Safety was a guiding principle in the design of the laboratory. The building meets or exceeds all International Building Code and National Fire Protections Association codes and applicable site standards. The building also meets or exceeds applicable local and state codes, all current NIH design and policy guidelines, all CDC and NIH biosafety requirements and applicable federal regulations governing the use of select agents.The building was commissioned in accordance with the NIH Model Commissioning Guide and certification standards.

Will having such a research facility make Argonne and its neighboring communities a more likely target for terrorists?

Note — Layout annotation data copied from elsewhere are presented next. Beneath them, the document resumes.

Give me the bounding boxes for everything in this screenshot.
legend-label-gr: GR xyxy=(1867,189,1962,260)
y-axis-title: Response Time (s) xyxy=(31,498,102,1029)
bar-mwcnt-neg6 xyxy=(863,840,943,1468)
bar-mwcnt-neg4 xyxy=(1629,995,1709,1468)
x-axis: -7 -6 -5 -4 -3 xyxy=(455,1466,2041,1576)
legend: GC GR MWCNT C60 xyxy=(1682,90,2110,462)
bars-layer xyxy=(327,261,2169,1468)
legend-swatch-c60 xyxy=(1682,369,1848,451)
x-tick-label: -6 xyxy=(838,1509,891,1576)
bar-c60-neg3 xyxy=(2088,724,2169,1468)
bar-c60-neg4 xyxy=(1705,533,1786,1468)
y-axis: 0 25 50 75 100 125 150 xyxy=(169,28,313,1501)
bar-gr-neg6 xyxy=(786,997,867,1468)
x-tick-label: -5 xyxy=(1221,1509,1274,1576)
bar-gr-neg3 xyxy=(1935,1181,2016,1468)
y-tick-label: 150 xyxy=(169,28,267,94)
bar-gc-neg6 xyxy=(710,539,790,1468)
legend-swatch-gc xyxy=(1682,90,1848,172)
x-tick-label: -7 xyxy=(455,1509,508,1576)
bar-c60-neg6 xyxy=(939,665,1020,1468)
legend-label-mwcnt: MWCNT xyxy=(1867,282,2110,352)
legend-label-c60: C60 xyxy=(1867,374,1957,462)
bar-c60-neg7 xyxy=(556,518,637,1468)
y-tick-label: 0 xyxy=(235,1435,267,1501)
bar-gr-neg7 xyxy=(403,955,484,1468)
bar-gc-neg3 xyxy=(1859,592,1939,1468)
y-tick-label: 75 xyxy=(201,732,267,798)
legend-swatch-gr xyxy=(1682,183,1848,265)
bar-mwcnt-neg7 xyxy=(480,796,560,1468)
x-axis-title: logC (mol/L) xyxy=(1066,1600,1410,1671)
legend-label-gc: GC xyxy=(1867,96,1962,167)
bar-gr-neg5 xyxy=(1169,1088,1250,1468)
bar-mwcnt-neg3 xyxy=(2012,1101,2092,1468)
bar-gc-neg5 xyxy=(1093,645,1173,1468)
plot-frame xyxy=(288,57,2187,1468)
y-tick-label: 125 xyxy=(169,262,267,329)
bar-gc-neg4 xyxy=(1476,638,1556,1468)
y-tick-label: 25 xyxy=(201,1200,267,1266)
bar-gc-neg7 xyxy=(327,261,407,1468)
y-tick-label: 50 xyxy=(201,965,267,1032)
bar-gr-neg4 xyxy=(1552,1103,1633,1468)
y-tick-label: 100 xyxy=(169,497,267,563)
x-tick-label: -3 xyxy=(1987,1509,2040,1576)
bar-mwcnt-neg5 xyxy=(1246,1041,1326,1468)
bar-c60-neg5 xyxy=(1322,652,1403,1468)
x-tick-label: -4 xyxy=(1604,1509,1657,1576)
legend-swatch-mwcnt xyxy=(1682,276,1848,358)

One of the problems with terrorists is that it’s impossible to predict what they might do. One of their main goals is to make an impact, and we believe the Ricketts Laboratory would have little value for such intent.

What are the benefits to local communities of having the Ricketts Laboratory located nearby?

The Regional Biodefense Laboratories will be centers of research on infectious diseases, targeting both those that might occur naturally and those spread by bioterrorists. In addition to being part of the national biodefense initiative of the National Institutes of Health, it will be a local resource for training first responders and in case of a disease outbreak in the area. In case of an outbreak, it would be used to identify pathogens and as a source of information for the public.

The initiative, itself, is intended in part, to improve state and local health systems and their ability to cooperate with the federal government in response to a biodefense emergency. The University of Chicago’s proposal specified educating key public officials and first-line responders, as well as pledging to halt ongoing research work to assist in the event of serious regional or national needs. The plans include direct relationships with state offices and laboratories of public health as well as hospitals in the upper Midwest.

Infectious disease experts in six states are associated with the proposed Ricketts Laboratory, and they would be responsible for maintaining readiness for and responding effectively to biodefense emergencies. These experts include physicians, university faculty, and state and county health officials in the region.

Why work on something as abhorrent as biological weapons?

The RBLs do not work on bioweapons, but rather on means of detecting, preventing, or treating diseases caused by them. However, the potential that terrorists and others could bioengineer bacteria and viruses for use as weapons increases the need for additional research to develop defenses against them.